Heads down, the jersey cattle feeding in a paddock were oblivious to the life and death struggle taking place about them.
A purple storm cloud gathered on the near horizon and I had decided to return to my car from the fields in the Huon Valley, where I had been out searching for a plover of open countryside, the banded lapwing.
It was the sort of dark and foreboding cloud that foretold lightning and I didn’t want to be caught out in the open.
So I hurried among the cattle, watching for a pedigree jersey bull that might be hidden among them, hurrying to the safety of my car.
And then I saw it, a little falcon on the wing, craftily using the cattle as cover in its merciless, relentless pursuit of birds of field and paddock.
The little falcon, or hobby to give it its other more popular name, had a house sparrow in its sights and for a moment there appeared no escape for the tiny, fluttering brown bird.
The sparrow had been flying on a straight course just above the cattle, moving from one side of the paddock to another in search of grass packed with seed, when it saw the hobby had locked on to it. The hobby swerved around and between the scattered bodies of the cattle, chasing the sparrow which banked madly, dipping between two of the browsing cows. The sparrow, too, was now using the cattle to its advantage, ducking and weaving between them and their relative safety.
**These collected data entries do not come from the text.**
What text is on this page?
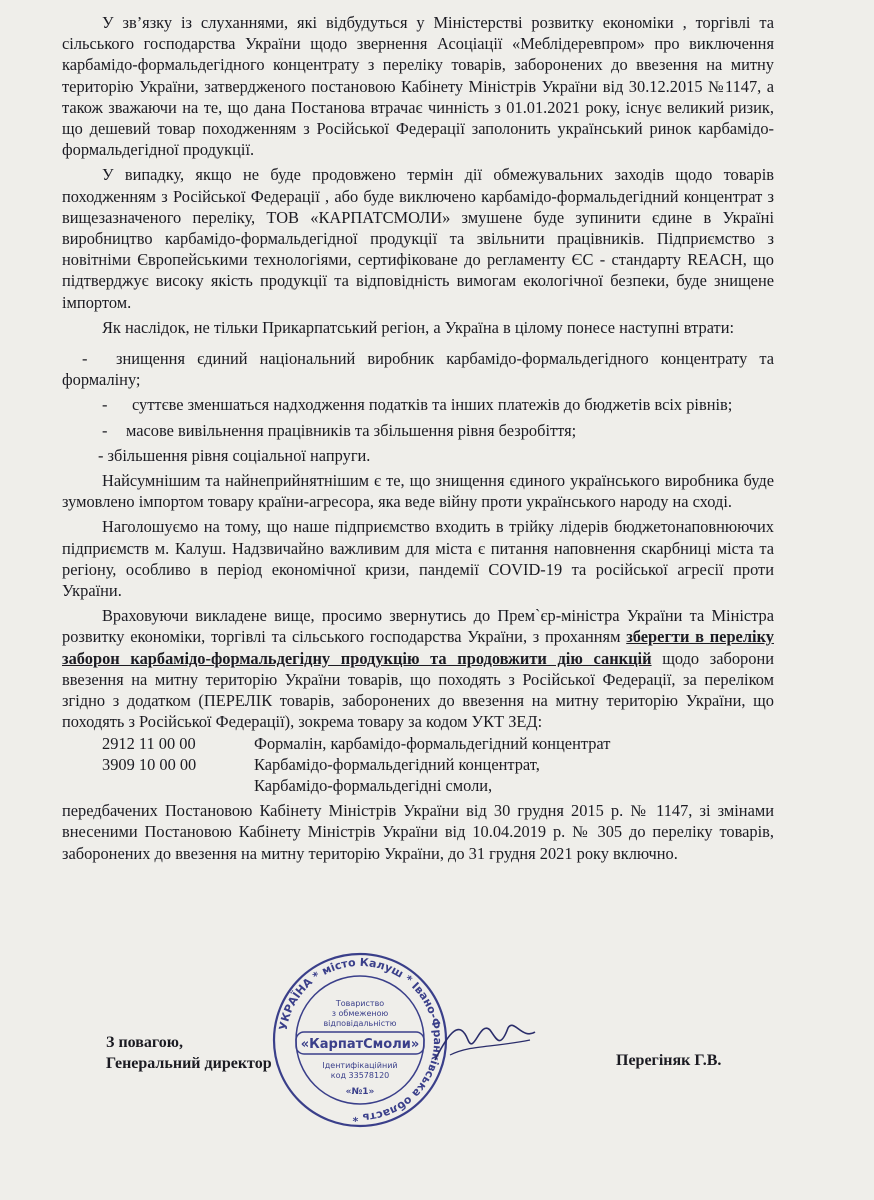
У зв’язку із слуханнями, які відбудуться у Міністерстві розвитку економіки , торгівлі та сільського господарства України щодо звернення Асоціації «Меблідеревпром» про виключення карбамідо-формальдегідного концентрату з переліку товарів, заборонених до ввезення на митну територію України, затвердженого постановою Кабінету Міністрів України від 30.12.2015 №1147, а також зважаючи на те, що дана Постанова втрачає чинність з 01.01.2021 року, існує великий ризик, що дешевий товар походженням з Російської Федерації заполонить український ринок карбамідо-формальдегідної продукції.

У випадку, якщо не буде продовжено термін дії обмежувальних заходів щодо товарів походженням з Російської Федерації , або буде виключено карбамідо-формальдегідний концентрат з вищезазначеного переліку, ТОВ «КАРПАТСМОЛИ» змушене буде зупинити єдине в Україні виробництво карбамідо-формальдегідної продукції та звільнити працівників. Підприємство з новітніми Європейськими технологіями, сертифіковане до регламенту ЄС - стандарту REACH, що підтверджує високу якість продукції та відповідність вимогам екологічної безпеки, буде знищене імпортом.

Як наслідок, не тільки Прикарпатський регіон, а Україна в цілому понесе наступні втрати:

- знищення єдиний національний виробник карбамідо-формальдегідного концентрату та формаліну;

- суттєве зменшаться надходження податків та інших платежів до бюджетів всіх рівнів;

- масове вивільнення працівників та збільшення рівня безробіття;

- збільшення рівня соціальної напруги.

Найсумнішим та найнеприйнятнішим є те, що знищення єдиного українського виробника буде зумовлено імпортом товару країни-агресора, яка веде війну проти українського народу на сході.

Наголошуємо на тому, що наше підприємство входить в трійку лідерів бюджетонаповнюючих підприємств м. Калуш. Надзвичайно важливим для міста є питання наповнення скарбниці міста та регіону, особливо в період економічної кризи, пандемії COVID-19 та російської агресії проти України.

Враховуючи викладене вище, просимо звернутись до Прем`єр-міністра України та Міністра розвитку економіки, торгівлі та сільського господарства України, з проханням зберегти в переліку заборон карбамідо-формальдегідну продукцію та продовжити дію санкцій щодо заборони ввезення на митну територію України товарів, що походять з Російської Федерації, за переліком згідно з додатком (ПЕРЕЛІК товарів, заборонених до ввезення на митну територію України, що походять з Російської Федерації), зокрема товару за кодом УКТ ЗЕД:

2912 11 00 00	Формалін, карбамідо-формальдегідний концентрат
3909 10 00 00	Карбамідо-формальдегідний концентрат,
Карбамідо-формальдегідні смоли,

передбачених Постановою Кабінету Міністрів України від 30 грудня 2015 р. № 1147, зі змінами внесеними Постановою Кабінету Міністрів України від 10.04.2019 р. № 305 до переліку товарів, заборонених до ввезення на митну територію України, до 31 грудня 2021 року включно.

УКРАЇНА * місто Калуш * Івано-Франківська область *
Товариство
з обмеженою
відповідальністю
«КарпатСмоли»
Ідентифікаційний
код 33578120
«№1»
З повагою,
Генеральний директор	Перегіняк Г.В.
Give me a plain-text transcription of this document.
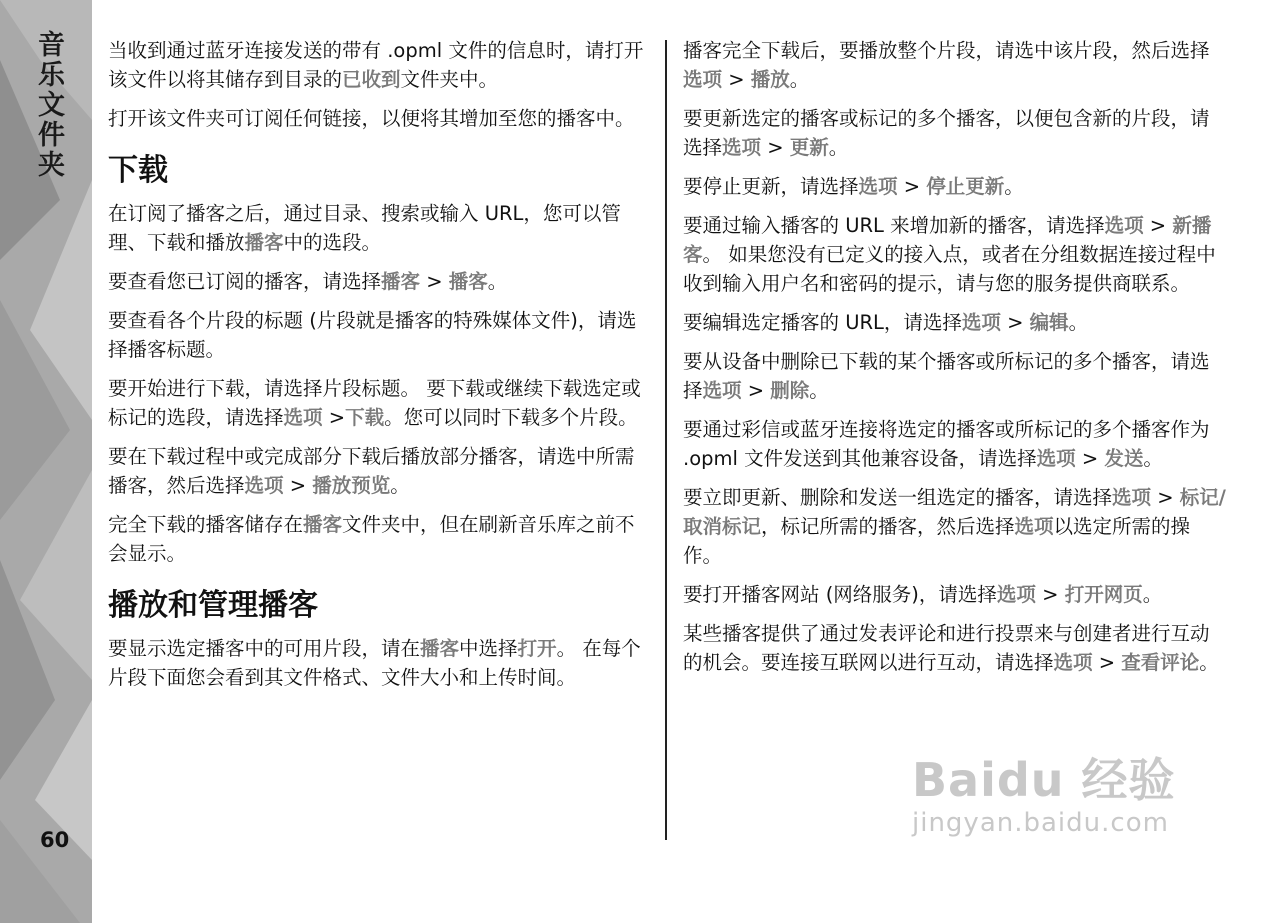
音乐文件夹
60

当收到通过蓝牙连接发送的带有 .opml 文件的信息时，请打开该文件以将其储存到目录的已收到文件夹中。

打开该文件夹可订阅任何链接，以便将其增加至您的播客中。

下载

在订阅了播客之后，通过目录、搜索或输入 URL，您可以管理、下载和播放播客中的选段。

要查看您已订阅的播客，请选择播客 > 播客。

要查看各个片段的标题 (片段就是播客的特殊媒体文件)，请选择播客标题。

要开始进行下载，请选择片段标题。 要下载或继续下载选定或标记的选段，请选择选项 >下载。您可以同时下载多个片段。

要在下载过程中或完成部分下载后播放部分播客，请选中所需播客，然后选择选项 > 播放预览。

完全下载的播客储存在播客文件夹中，但在刷新音乐库之前不会显示。

播放和管理播客

要显示选定播客中的可用片段，请在播客中选择打开。 在每个片段下面您会看到其文件格式、文件大小和上传时间。

播客完全下载后，要播放整个片段，请选中该片段，然后选择选项 > 播放。

要更新选定的播客或标记的多个播客，以便包含新的片段，请选择选项 > 更新。

要停止更新，请选择选项 > 停止更新。

要通过输入播客的 URL 来增加新的播客，请选择选项 > 新播客。 如果您没有已定义的接入点，或者在分组数据连接过程中收到输入用户名和密码的提示，请与您的服务提供商联系。

要编辑选定播客的 URL，请选择选项 > 编辑。

要从设备中删除已下载的某个播客或所标记的多个播客，请选择选项 > 删除。

要通过彩信或蓝牙连接将选定的播客或所标记的多个播客作为 .opml 文件发送到其他兼容设备，请选择选项 > 发送。

要立即更新、删除和发送一组选定的播客，请选择选项 > 标记/取消标记，标记所需的播客，然后选择选项以选定所需的操作。

要打开播客网站 (网络服务)，请选择选项 > 打开网页。

某些播客提供了通过发表评论和进行投票来与创建者进行互动的机会。要连接互联网以进行互动，请选择选项 > 查看评论。

Baidu 经验
jingyan.baidu.com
Around and around the sparrow and hobby went, all the while the cattle nonchalantly munching, and pulling up tuffs of grass.
The sparrow on desperate splayed wings, jinking and climbing; the falcon a more streamlined shape, a bird built for swift flight in which it hunts prey on the wing.
Time and again the sparrow, lumbering and appearing strangely un-aerodynamic, narrowly evaded the talons outstretched to snatch it from the air.
The other members of the flock had fled to safety, leaving the lagging sparrow to its own devices; the presence of a falcon meant that everyone had to look out for themselves, in the interests of survival.
I’m happy to report the sparrow itself survived. It moved from the obscured sightline of one cow to another, before it could safely dash to a hedgerow and vanish within it, the hobby banking at the last moment as it reached the row of hawthorns, before moving on to find another potential victim.
Engrossed in the dogfight, I had forgotten about the looming storm and I had just reached my car before a streak of lightning stabbed an oak bordering the paddock not so very far from me, and thunder shook the ground.
Now the cattle raised their heads from their grazing, and rapidly moved towards the shelter of the high hawthorn hedge in which the sparrow was still counting its blessings.